The real limitation of Enterprise-Architecture as a science is that it’s thought of as IT folk’s gadgetry. In actuality, it should be exercised as a tool that reflects an Enterprises’ situation from a Systems (or holistic) Perspective. Without Finance, HR, Organisation-Units etc. included in an Enterprise Architecture it will always be in-complete and will never get a buy-in from the CFOs and CEOs.

Enterprise Architecture is the, lesser known, body-part of an Enterprise into which a consultant should actually probe-in his diagnostic tools to assess the Enterprise Current Operating Model.

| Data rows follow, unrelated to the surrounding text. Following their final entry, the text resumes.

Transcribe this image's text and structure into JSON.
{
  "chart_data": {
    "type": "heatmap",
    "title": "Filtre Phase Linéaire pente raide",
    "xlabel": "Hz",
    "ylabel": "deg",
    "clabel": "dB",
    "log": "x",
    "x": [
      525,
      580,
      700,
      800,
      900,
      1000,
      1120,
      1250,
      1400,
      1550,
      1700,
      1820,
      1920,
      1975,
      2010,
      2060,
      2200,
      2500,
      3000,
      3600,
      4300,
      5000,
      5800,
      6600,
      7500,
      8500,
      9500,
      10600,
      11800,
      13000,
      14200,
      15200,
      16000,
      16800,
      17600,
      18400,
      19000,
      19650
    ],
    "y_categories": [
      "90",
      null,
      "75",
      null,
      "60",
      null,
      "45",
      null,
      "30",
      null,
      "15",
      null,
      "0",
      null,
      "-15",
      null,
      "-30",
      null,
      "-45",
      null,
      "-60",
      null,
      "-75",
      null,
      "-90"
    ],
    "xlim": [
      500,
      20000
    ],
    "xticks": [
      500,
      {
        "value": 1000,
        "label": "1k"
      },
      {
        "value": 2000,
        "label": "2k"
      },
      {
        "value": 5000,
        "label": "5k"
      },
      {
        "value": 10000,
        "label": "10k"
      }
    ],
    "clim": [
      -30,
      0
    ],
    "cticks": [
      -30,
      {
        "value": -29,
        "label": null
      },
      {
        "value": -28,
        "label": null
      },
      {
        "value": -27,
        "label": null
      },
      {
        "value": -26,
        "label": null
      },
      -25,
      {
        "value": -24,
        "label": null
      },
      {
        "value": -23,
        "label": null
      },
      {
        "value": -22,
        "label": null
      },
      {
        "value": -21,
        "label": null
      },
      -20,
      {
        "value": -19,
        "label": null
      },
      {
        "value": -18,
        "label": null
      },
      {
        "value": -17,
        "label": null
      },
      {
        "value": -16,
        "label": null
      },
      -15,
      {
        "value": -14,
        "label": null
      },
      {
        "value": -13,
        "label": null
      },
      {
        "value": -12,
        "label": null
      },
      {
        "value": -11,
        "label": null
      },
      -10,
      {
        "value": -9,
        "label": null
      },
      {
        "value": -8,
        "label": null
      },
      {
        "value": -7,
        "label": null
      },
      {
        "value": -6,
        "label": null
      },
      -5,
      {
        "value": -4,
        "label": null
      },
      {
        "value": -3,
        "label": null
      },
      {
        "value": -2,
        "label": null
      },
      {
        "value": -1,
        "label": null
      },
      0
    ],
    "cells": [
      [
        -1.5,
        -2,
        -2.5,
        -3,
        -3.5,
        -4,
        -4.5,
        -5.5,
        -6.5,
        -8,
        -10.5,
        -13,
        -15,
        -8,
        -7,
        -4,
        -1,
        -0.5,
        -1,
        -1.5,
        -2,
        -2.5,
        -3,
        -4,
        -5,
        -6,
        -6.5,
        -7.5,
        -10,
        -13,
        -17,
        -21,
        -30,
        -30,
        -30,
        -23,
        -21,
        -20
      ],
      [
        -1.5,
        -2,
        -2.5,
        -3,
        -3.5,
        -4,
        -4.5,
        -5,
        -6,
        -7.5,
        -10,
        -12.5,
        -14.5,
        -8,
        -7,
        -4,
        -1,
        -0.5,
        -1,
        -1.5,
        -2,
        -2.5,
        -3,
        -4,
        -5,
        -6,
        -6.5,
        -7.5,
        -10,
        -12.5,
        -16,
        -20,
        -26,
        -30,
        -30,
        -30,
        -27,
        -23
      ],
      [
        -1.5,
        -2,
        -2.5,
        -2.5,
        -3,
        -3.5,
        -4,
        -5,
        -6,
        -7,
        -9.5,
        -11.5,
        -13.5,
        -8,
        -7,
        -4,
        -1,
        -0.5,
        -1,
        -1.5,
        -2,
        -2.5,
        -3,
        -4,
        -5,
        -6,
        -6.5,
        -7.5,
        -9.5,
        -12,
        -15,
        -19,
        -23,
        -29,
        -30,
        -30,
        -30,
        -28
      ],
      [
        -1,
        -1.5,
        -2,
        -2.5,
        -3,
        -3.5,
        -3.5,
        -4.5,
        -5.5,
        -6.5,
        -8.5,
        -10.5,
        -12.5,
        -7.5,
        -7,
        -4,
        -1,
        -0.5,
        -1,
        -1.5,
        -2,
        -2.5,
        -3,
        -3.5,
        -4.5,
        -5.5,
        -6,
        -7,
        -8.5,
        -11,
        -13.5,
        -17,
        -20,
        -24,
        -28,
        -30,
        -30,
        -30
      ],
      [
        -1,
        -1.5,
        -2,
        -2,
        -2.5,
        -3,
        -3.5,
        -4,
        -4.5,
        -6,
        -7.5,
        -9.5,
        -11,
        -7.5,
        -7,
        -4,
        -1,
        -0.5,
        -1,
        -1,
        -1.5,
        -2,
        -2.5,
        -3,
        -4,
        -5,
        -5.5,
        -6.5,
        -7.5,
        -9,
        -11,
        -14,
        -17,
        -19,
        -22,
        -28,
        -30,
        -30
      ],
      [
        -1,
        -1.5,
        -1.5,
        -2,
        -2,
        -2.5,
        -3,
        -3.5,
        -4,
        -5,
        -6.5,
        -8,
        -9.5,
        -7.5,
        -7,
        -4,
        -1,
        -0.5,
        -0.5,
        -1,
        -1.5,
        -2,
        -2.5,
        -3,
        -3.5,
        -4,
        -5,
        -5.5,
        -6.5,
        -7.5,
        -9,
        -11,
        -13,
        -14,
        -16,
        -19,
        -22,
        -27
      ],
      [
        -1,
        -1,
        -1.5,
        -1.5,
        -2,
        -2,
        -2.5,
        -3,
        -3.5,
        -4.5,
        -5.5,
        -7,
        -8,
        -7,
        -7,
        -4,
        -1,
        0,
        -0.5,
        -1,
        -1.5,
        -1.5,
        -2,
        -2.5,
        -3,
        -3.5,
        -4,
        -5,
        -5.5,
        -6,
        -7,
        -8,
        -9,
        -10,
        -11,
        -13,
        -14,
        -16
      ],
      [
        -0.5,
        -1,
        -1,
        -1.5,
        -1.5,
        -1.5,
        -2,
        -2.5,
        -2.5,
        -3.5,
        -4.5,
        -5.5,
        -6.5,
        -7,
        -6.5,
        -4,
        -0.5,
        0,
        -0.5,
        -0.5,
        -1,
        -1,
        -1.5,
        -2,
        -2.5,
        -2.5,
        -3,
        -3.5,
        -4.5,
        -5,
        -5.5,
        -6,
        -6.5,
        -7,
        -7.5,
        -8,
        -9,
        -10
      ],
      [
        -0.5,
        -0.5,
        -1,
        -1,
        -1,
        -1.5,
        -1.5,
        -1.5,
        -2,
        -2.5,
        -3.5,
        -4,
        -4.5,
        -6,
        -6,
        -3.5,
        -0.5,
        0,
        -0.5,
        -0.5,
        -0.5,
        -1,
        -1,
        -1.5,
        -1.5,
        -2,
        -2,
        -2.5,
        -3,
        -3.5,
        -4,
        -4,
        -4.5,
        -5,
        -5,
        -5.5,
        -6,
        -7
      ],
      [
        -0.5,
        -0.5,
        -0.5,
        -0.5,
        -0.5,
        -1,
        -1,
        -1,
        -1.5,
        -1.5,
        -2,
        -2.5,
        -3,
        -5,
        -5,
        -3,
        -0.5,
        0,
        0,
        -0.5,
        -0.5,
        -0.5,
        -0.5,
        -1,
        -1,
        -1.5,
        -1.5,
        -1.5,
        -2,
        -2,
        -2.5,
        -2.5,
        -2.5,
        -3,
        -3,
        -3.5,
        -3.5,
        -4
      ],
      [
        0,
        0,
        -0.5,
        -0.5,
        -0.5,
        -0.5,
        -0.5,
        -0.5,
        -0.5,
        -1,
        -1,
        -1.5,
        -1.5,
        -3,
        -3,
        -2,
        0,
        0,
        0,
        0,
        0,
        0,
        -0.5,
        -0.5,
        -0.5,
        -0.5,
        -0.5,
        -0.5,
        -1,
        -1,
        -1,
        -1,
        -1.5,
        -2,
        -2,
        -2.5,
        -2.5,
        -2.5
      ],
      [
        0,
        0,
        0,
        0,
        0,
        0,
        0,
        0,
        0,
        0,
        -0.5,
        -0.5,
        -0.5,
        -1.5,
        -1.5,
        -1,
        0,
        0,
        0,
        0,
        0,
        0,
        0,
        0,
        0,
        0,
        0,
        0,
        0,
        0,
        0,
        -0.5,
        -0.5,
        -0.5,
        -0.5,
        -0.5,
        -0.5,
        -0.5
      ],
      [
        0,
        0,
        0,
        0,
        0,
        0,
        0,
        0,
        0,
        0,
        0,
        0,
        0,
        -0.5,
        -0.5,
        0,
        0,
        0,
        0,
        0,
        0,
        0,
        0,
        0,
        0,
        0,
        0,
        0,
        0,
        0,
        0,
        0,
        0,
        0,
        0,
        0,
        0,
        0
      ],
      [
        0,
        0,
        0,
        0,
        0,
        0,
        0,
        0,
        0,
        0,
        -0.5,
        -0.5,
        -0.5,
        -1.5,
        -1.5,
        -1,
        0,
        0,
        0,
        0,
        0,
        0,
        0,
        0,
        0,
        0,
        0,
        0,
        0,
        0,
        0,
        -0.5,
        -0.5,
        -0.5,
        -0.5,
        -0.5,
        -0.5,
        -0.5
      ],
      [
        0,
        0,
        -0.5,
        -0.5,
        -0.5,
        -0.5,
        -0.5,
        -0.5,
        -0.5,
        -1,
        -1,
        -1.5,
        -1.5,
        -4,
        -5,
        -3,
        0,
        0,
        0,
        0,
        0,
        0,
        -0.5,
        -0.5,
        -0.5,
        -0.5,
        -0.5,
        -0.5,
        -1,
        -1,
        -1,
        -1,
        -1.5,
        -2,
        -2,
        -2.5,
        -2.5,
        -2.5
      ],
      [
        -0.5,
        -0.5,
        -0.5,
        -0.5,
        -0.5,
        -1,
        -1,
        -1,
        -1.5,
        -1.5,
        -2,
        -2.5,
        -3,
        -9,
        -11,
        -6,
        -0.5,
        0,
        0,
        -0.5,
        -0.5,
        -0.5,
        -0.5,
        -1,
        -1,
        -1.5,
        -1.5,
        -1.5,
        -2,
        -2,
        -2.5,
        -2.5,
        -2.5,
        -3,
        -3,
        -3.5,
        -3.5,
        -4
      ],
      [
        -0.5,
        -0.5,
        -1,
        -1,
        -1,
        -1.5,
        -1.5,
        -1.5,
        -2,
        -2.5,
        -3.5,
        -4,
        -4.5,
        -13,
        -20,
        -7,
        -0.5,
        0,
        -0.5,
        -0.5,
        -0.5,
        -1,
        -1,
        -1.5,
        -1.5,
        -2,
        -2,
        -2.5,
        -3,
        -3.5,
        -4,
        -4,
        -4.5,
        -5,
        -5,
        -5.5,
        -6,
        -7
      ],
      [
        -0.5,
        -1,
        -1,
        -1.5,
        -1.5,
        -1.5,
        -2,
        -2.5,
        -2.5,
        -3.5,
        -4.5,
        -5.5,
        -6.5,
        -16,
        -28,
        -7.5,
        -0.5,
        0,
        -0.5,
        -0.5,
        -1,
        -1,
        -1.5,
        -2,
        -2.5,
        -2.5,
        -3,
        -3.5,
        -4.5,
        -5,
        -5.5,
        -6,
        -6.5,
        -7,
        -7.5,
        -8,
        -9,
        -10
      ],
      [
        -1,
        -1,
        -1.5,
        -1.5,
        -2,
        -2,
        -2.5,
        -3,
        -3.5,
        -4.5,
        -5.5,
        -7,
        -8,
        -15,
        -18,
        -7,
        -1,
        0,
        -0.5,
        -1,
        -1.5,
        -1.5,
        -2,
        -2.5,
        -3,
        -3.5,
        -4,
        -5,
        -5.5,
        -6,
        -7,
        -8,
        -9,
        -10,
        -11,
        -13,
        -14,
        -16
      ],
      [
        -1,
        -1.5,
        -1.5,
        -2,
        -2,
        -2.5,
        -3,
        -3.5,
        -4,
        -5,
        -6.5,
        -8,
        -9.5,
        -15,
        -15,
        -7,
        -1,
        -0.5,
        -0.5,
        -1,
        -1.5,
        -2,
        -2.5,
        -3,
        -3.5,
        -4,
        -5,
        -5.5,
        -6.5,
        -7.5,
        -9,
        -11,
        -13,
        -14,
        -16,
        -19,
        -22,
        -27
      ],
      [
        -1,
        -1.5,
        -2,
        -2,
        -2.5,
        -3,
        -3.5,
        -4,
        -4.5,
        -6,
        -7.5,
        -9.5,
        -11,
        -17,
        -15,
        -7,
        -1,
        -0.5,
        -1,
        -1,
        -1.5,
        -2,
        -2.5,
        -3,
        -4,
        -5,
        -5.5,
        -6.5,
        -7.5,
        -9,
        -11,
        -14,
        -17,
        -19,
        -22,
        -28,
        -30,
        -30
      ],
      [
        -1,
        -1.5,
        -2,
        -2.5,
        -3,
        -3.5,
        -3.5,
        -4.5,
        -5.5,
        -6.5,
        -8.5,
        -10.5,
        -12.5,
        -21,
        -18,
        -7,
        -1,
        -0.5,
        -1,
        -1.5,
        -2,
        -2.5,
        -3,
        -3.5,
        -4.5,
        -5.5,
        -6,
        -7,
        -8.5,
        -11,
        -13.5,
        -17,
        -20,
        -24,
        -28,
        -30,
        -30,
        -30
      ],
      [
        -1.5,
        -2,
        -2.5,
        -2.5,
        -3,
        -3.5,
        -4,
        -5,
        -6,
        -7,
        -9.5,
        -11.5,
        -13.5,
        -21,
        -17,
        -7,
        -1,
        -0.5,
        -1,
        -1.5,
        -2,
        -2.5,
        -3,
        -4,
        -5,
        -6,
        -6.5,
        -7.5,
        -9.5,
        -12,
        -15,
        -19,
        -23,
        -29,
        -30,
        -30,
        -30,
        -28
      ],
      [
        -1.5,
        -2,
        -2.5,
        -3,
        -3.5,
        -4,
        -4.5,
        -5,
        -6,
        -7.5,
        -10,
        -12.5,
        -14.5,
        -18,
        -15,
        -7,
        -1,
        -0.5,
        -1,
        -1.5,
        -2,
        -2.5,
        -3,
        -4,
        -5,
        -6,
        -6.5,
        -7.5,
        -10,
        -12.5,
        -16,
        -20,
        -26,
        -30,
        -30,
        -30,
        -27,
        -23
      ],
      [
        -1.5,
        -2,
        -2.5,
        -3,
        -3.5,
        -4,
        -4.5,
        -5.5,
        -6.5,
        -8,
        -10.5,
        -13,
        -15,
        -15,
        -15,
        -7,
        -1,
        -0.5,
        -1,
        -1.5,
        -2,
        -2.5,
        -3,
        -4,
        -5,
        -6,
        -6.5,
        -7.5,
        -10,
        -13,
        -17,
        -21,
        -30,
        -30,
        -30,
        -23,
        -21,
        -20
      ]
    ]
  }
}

Until Businesses develop Enterprise Architecture they have to rely on Management consultants’ major-transplants or System Integrators quack-treatments to get the illusion of getting rid of their ails.

Whether it’s the limitation of the Enterprise-Architecture approach or that of the Operating Models approach, Businesses are going to keep on suffering the till a combined approach on EA and TOM is adopted.

Conclusion
If due diligence is done to Finance, Organisational-Unit, Supply-Chain, Regulatory Architecture as part of company wide EA adoption then it will become very easy to develop real TOMs.

Most EA product vendors can then support TOM dashboards which can provide businesses right-info (based on real hard facts and not based on the board room discussions) at right-time to take decisions to go into the right-direction from an ailing enterprise towards a healthy prospering profitable business.